Giving Compass' Take:

• This Nonprofit Quarterly post highlights the efforts in Randolph County, Indiana, to create stronger economic development through community-based partnerships and a more comprehensive definition of wealth.

• This approach can apply to all areas of the U.S., but should be especially effective in places that have been traditionally neglected by philanthropy.

• For example, here's why rural communities need coordinated housing assistance.


Many rural communities struggle to find ways to stimulate and maintain the local economy and build community wealth. Those that succeed have moved away from more traditional approaches of economic development and have embraced a more holistic way of thinking about the economy that considers local assets and various types of capital needed to catalyze development. One community employing this approach is Randolph County, Indiana, where the local economic development corporation has embarked on an economic development planning process in conjunction with the Ball State University’s Center for Business and Economic Research, as well as the Rural Policy Research Institute (RUPRI). This new effort will focus on building community wealth through emphasizing the community’s overall well-being as a driver for economic development, and using economic and social data to inform strategy.

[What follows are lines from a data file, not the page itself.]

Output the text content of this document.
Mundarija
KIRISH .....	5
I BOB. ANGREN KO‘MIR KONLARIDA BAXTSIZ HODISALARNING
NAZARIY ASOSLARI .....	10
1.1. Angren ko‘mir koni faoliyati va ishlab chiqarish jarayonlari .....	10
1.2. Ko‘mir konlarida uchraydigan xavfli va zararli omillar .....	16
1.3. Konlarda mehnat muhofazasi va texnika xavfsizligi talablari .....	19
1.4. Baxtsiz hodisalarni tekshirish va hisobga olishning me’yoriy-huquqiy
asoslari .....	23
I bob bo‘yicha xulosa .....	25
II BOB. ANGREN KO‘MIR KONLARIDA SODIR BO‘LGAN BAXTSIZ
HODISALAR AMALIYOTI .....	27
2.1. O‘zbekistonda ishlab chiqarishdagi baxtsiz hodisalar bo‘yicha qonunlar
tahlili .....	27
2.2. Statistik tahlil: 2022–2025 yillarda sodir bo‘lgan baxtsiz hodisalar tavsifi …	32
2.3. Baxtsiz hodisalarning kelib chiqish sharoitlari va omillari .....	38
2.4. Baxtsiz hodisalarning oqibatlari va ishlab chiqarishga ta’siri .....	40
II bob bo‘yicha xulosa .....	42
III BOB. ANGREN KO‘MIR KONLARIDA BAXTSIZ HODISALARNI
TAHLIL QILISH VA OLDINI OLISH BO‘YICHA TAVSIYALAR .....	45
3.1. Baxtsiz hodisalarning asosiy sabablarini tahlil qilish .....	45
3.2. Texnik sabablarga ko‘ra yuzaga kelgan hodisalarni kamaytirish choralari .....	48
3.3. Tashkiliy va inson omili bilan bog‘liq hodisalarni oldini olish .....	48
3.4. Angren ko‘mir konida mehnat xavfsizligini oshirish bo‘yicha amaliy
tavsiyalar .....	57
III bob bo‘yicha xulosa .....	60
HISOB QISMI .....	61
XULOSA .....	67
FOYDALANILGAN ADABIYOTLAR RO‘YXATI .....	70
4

For nonprofits working on economic and community development in rural areas, this new venture highlights valuable ways to partner with local institutions.

RUPRI has several programs that address challenges confronting rural America. Through their Rural Wealth Creation Analytic Program, the institute identified eight types of capital that are interrelated and are synthesized into a comprehensive framework on rural wealth. This framework rests on two central theses: 1) Wealth — defined in a comprehensive fashion — must be the focus of well-being, and 2) comprehensive wealth is the stock, or value, of all assets; and well-being depends on the benefits that flow from these various assets.

By defining wealth more comprehensively, RUPRI’s approach offers insight into how to build wealth by drawing upon multiple types of assets. In their methodology, RUPRI has identified physical, financial, human, intellectual, political, natural, social, and cultural capital as categories of assets that work in tandem to create the quality of well-being in a community.